Facile per un lettore distratto cadere nell’inganno: questa poesia
dice di memorie e di dolori, come sanno farlo le fiabe, in maniera quasi
trasognata: “ci possono stare i malati / quelli a cui duole la testa
/ forte e poi si sdraiano e poi / dormono e il letto li avvolge / e il
dolore li insegue nei sogni / e loro si svegliano credendo/ di non aver
dormito.”
Accanto a questa svagatezza che stonda l’asprezza del messaggio,
mai consolatorio, la poetessa mette in scena tutta la sua maestria elusiva,
dice sottotraccia, dice a chi ha orecchi per intendere e non si perde
nel facile ascolto del verso rotondo, ben calibrato, musicale.
Si legga: “ nella mia casa adesso entrano i ghiri / anch’io
sono un ghiro e così ci riconosciamo /(…) /lenti sentiamo
il respirare piano / la notte di ognuno di noi.”

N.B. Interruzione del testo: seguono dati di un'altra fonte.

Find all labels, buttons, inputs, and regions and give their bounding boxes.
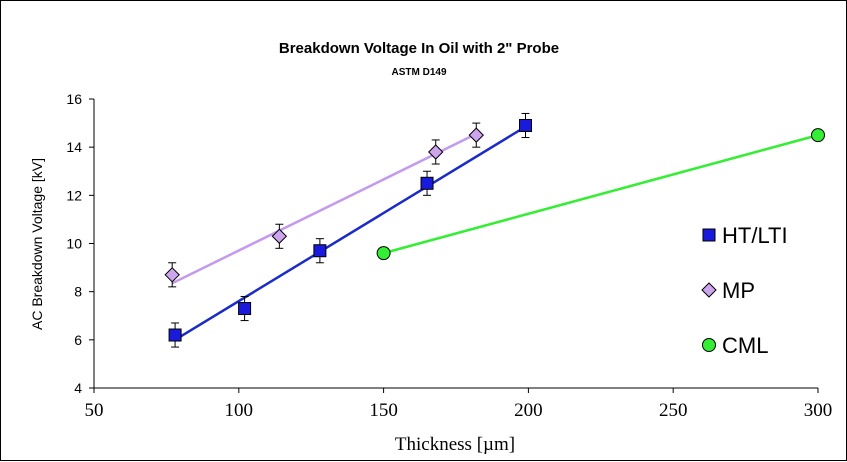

È ancora: “(…) la mamma ci cullava piano / il babbo
non voleva dormire / il suo era un altro sonno.” dove la de Oliveira
ci dice il dramma della morte con le parole di un racconto per piccoli
bambini, per innocenti creature.
In questo libretto che censisce persone e avvenimenti, persone care e
avvenimenti piccoli, si cela una riflessione esistenziale di alto spessore
che volutamente fa della leggerezza il leit-motiv del procedere del tempo.
Basta rovesciare le foto perché i defunti scivolino dalle cornici
e tornino a vivere, dove le parole si impietosiscono della crudeltà
che le abitano e se ne vanno per porre un limite alla sofferenza. Torneranno
quando si sarà assorbito anche l’ultima tumefazione.
La cognizione del dolore e dell’impurità che è interna
all’esistere stesso, trova un dettato originale e tenue in questi
versi di raro spessore di lucidità: “poi ne avevo un’altra
che lustravo / i vetri luccicavano i pavimenti / la casa doveva essere
sempre / ripulita non so da cosa ma il / fatto è che era sempre
sporca.”
Le tematiche che affronta la poetessa non sono diverse da quelle che sono
affrontate dai più e dai “grandi”; pur tuttavia essa
sa distinguersi attraverso una personale affabulazione che utilizza i
dati di una memoria infantile per dire e anche semplicemente affermare,
come il primo o l’ultimo degli innocenti, che ella non ne conosce
origine e causa, né tanto meno soluzioni, ma niente sfugge ad un’attenzione
centrata soprattutto sul particolare e che dal particolare trae lezioni
d’universale: “c’è una goccia in cucina / che
misura i secondi / non uno va via / senza che io lo conti.